For many years, the game was confined to domestic levels and only a few international events were held. It was not until 1996 that the great blind players of the world joined together to form an international body to govern this form of the game, establishing the World Blind Cricket Council under the chairmanship of George Abraham and incorporating five countries. It now comprises 10 full members: India, Pakistan, Sri Lanka, the West Indies, New Zealand, Australia, South Africa, Bangladesh, England and, following the country’s admission at the council’s annual general meeting in Pakistan, Nepal. The council has organised three one day blind cricket world cups and one T20 blind cricket world cup.

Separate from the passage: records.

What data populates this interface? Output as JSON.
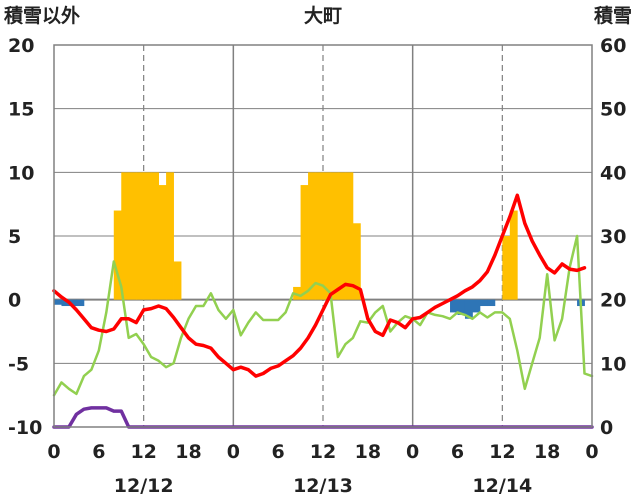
{
  "chart_data": {
    "type": "bar+line",
    "title": "大町",
    "left_axis_title": "積雪以外",
    "right_axis_title": "積雪",
    "y_left": {
      "min": -10,
      "max": 20,
      "ticks": [
        -10,
        -5,
        0,
        5,
        10,
        15,
        20
      ]
    },
    "y_right": {
      "min": 0,
      "max": 60,
      "ticks": [
        0,
        10,
        20,
        30,
        40,
        50,
        60
      ]
    },
    "x": {
      "min": 0,
      "max": 72,
      "hour_ticks": [
        0,
        6,
        12,
        18,
        0,
        6,
        12,
        18,
        0,
        6,
        12,
        18,
        0
      ]
    },
    "dates": [
      {
        "hour": 12,
        "label": "12/12"
      },
      {
        "hour": 36,
        "label": "12/13"
      },
      {
        "hour": 60,
        "label": "12/14"
      }
    ],
    "day_boundaries": [
      24,
      48
    ],
    "noon_lines": [
      12,
      36,
      60
    ],
    "colors": {
      "precip": "#ffc000",
      "temp": "#ff0000",
      "green_line": "#92d050",
      "blue_bars": "#2e75b6",
      "snow_depth": "#7030a0",
      "grid": "#808080"
    },
    "series": [
      {
        "role": "precip-bars",
        "axis": "left",
        "points": [
          [
            8.5,
            7
          ],
          [
            9.5,
            10
          ],
          [
            10.5,
            10
          ],
          [
            11.5,
            10
          ],
          [
            12.5,
            10
          ],
          [
            13.5,
            10
          ],
          [
            14.5,
            9
          ],
          [
            15.5,
            10
          ],
          [
            16.5,
            3
          ],
          [
            32.5,
            1
          ],
          [
            33.5,
            9
          ],
          [
            34.5,
            10
          ],
          [
            35.5,
            10
          ],
          [
            36.5,
            10
          ],
          [
            37.5,
            10
          ],
          [
            38.5,
            10
          ],
          [
            39.5,
            10
          ],
          [
            40.5,
            6
          ],
          [
            60.5,
            5
          ],
          [
            61.5,
            7
          ]
        ]
      },
      {
        "role": "blue-bars",
        "axis": "left",
        "points": [
          [
            0.5,
            -0.4
          ],
          [
            1.5,
            -0.5
          ],
          [
            2.5,
            -0.5
          ],
          [
            3.5,
            -0.5
          ],
          [
            53.5,
            -1
          ],
          [
            54.5,
            -1.2
          ],
          [
            55.5,
            -1.5
          ],
          [
            56.5,
            -1
          ],
          [
            57.5,
            -0.5
          ],
          [
            58.5,
            -0.5
          ],
          [
            70.5,
            -0.5
          ]
        ]
      },
      {
        "role": "temperature",
        "axis": "left",
        "points": [
          [
            0,
            0.7
          ],
          [
            1,
            0.2
          ],
          [
            2,
            -0.2
          ],
          [
            3,
            -0.8
          ],
          [
            4,
            -1.5
          ],
          [
            5,
            -2.2
          ],
          [
            6,
            -2.4
          ],
          [
            7,
            -2.5
          ],
          [
            8,
            -2.3
          ],
          [
            9,
            -1.5
          ],
          [
            10,
            -1.5
          ],
          [
            11,
            -1.8
          ],
          [
            12,
            -0.8
          ],
          [
            13,
            -0.7
          ],
          [
            14,
            -0.5
          ],
          [
            15,
            -0.7
          ],
          [
            16,
            -1.4
          ],
          [
            17,
            -2.2
          ],
          [
            18,
            -3
          ],
          [
            19,
            -3.5
          ],
          [
            20,
            -3.6
          ],
          [
            21,
            -3.8
          ],
          [
            22,
            -4.5
          ],
          [
            23,
            -5
          ],
          [
            24,
            -5.5
          ],
          [
            25,
            -5.3
          ],
          [
            26,
            -5.5
          ],
          [
            27,
            -6
          ],
          [
            28,
            -5.8
          ],
          [
            29,
            -5.4
          ],
          [
            30,
            -5.2
          ],
          [
            31,
            -4.8
          ],
          [
            32,
            -4.4
          ],
          [
            33,
            -3.8
          ],
          [
            34,
            -3
          ],
          [
            35,
            -2
          ],
          [
            36,
            -0.8
          ],
          [
            37,
            0.4
          ],
          [
            38,
            0.8
          ],
          [
            39,
            1.2
          ],
          [
            40,
            1.1
          ],
          [
            41,
            0.8
          ],
          [
            42,
            -1.5
          ],
          [
            43,
            -2.5
          ],
          [
            44,
            -2.8
          ],
          [
            45,
            -1.6
          ],
          [
            46,
            -1.8
          ],
          [
            47,
            -2.2
          ],
          [
            48,
            -1.5
          ],
          [
            49,
            -1.4
          ],
          [
            50,
            -1
          ],
          [
            51,
            -0.6
          ],
          [
            52,
            -0.3
          ],
          [
            53,
            0
          ],
          [
            54,
            0.3
          ],
          [
            55,
            0.7
          ],
          [
            56,
            1
          ],
          [
            57,
            1.5
          ],
          [
            58,
            2.2
          ],
          [
            59,
            3.5
          ],
          [
            60,
            5
          ],
          [
            61,
            6.5
          ],
          [
            62,
            8.2
          ],
          [
            63,
            6
          ],
          [
            64,
            4.6
          ],
          [
            65,
            3.5
          ],
          [
            66,
            2.5
          ],
          [
            67,
            2.1
          ],
          [
            68,
            2.8
          ],
          [
            69,
            2.4
          ],
          [
            70,
            2.3
          ],
          [
            71,
            2.5
          ]
        ]
      },
      {
        "role": "green-line",
        "axis": "left",
        "points": [
          [
            0,
            -7.5
          ],
          [
            1,
            -6.5
          ],
          [
            2,
            -7
          ],
          [
            3,
            -7.4
          ],
          [
            4,
            -6
          ],
          [
            5,
            -5.5
          ],
          [
            6,
            -4
          ],
          [
            7,
            -1
          ],
          [
            8,
            3
          ],
          [
            9,
            1
          ],
          [
            10,
            -3
          ],
          [
            11,
            -2.7
          ],
          [
            12,
            -3.5
          ],
          [
            13,
            -4.5
          ],
          [
            14,
            -4.8
          ],
          [
            15,
            -5.3
          ],
          [
            16,
            -5
          ],
          [
            17,
            -3
          ],
          [
            18,
            -1.5
          ],
          [
            19,
            -0.5
          ],
          [
            20,
            -0.5
          ],
          [
            21,
            0.5
          ],
          [
            22,
            -0.8
          ],
          [
            23,
            -1.5
          ],
          [
            24,
            -0.8
          ],
          [
            25,
            -2.8
          ],
          [
            26,
            -1.8
          ],
          [
            27,
            -1
          ],
          [
            28,
            -1.6
          ],
          [
            29,
            -1.6
          ],
          [
            30,
            -1.6
          ],
          [
            31,
            -1
          ],
          [
            32,
            0.5
          ],
          [
            33,
            0.3
          ],
          [
            34,
            0.7
          ],
          [
            35,
            1.3
          ],
          [
            36,
            1.1
          ],
          [
            37,
            0.5
          ],
          [
            38,
            -4.5
          ],
          [
            39,
            -3.5
          ],
          [
            40,
            -3
          ],
          [
            41,
            -1.7
          ],
          [
            42,
            -1.8
          ],
          [
            43,
            -1
          ],
          [
            44,
            -0.5
          ],
          [
            45,
            -2.5
          ],
          [
            46,
            -1.8
          ],
          [
            47,
            -1.3
          ],
          [
            48,
            -1.5
          ],
          [
            49,
            -2
          ],
          [
            50,
            -1
          ],
          [
            51,
            -1.2
          ],
          [
            52,
            -1.3
          ],
          [
            53,
            -1.5
          ],
          [
            54,
            -1
          ],
          [
            55,
            -1.2
          ],
          [
            56,
            -1.5
          ],
          [
            57,
            -1
          ],
          [
            58,
            -1.4
          ],
          [
            59,
            -1
          ],
          [
            60,
            -1
          ],
          [
            61,
            -1.5
          ],
          [
            62,
            -4
          ],
          [
            63,
            -7
          ],
          [
            64,
            -5
          ],
          [
            65,
            -3
          ],
          [
            66,
            2
          ],
          [
            67,
            -3.2
          ],
          [
            68,
            -1.5
          ],
          [
            69,
            2.5
          ],
          [
            70,
            5
          ],
          [
            71,
            -5.8
          ],
          [
            72,
            -6
          ]
        ]
      },
      {
        "role": "snow-depth",
        "axis": "right",
        "points": [
          [
            0,
            0
          ],
          [
            1,
            0
          ],
          [
            2,
            0
          ],
          [
            3,
            2
          ],
          [
            4,
            2.8
          ],
          [
            5,
            3
          ],
          [
            6,
            3
          ],
          [
            7,
            3
          ],
          [
            8,
            2.5
          ],
          [
            9,
            2.5
          ],
          [
            10,
            0
          ],
          [
            72,
            0
          ]
        ]
      }
    ]
  }
}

A short history of blind cricket in Nepal

The history of blind cricket in Nepal dates back to the early 1990s when teachers from Nepalese blind schools returned from a visit to their counterparts in India with several bell balls. At the Indian blind schools, they had seen students hitting, throwing and chasing a bell ball by listening to the sound it made, but they were still unaware of the rules of the game or even what it was officially called.

On their return to Nepal, therefore, they just got their students to throw, hit and chase the balls as they had seen in India. The blind schools in Jhapa and Dharan were the first two to play with bell balls in this way, and the trend continued until 2006, when Abdul Rajaq and Sultan Shah of the Pakistan Blind Cricket Council visited Nepal to offer cricket training.

The Nepal Association of the Blind helped to gather blind youth from Kathmandu at the small cricket ground in Vrikutimandap on 7 August 7 for the first day of training (the remaining seven days were held at Tribhuvan University International Cricket in Kirtipur just outside Kathmandu). Attended by 31 boys and two girls and was conducted by two sighted persons, this training session was the first chance that blind Nepalese had got to hold bats and balls in their hands. The last day of the training programme, 16 August 2006, saw the Cricket Association of the Blind, Nepal formally established to govern blind cricket in the country.

To commemorate the historic event, CAB, Nepal celebrates 7 August as a national blind cricket day every year.